Joey, now 23 months old, lives 5 miles away from them now, in a nursing home where he can get 24 a day care. He suffers from severe brain damage, breaths through a tube and is fed by another tube. He can't sit, eat or swallow but he can smile and seems to recognise music now. His grandfather Richard has hopes that he will be able to learn to do even more than that in the future.

Pavlis informed Eichhorn on November 19 that he planned to fire her and removed both her badge and gun then. While he had previously described her as a good officer, he cited that the internal investigation had found that she had broken at least five department rules in filing her lawsuit, including bringing public ridicule to the department. Her lawsuit also could have caused citizens to question whether they too could be sued by officers responding to a 911 call.

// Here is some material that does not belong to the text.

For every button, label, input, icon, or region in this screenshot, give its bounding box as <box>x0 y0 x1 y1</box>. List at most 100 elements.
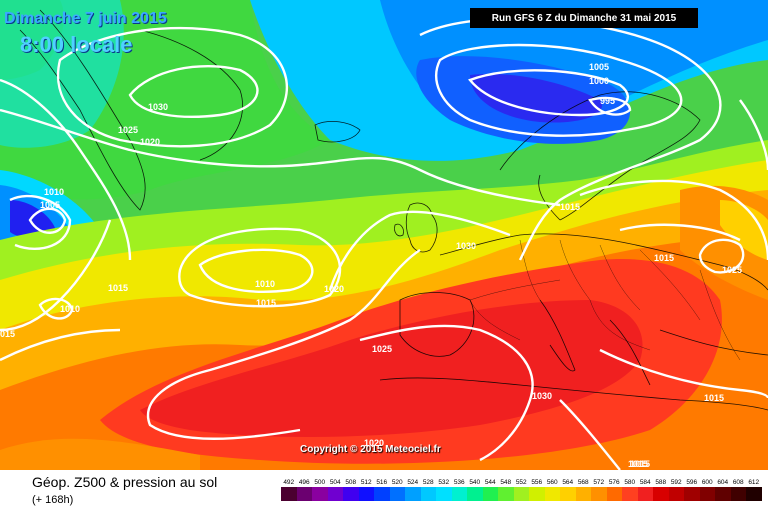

Richard Cosmillo stated that she had gotten what she deserved and she wouldn't have lost her job if she hadn't filed the lawsuit. I do have to agree with him....... Eichhorn is worried that she may develope arthritis and become a burden, there is no proof that she will develope it nor will she be anymore of a burden than the thousands of people who suffer from it without slipping on a puddle. As for her leaving work in tears...... what did she really believe people would think of her lawsuit?

The public was correct I believe, to be outraged by the lawsuit, the Cosmillo's are facing huge medical bills and a struggle to give their grandson the best life he can have.... Eichhorn lost not a single dollar for having slipped, fallen and strangely, wasn't injured enough to want immediate medical help, but waited until later in that day to have her knee checked.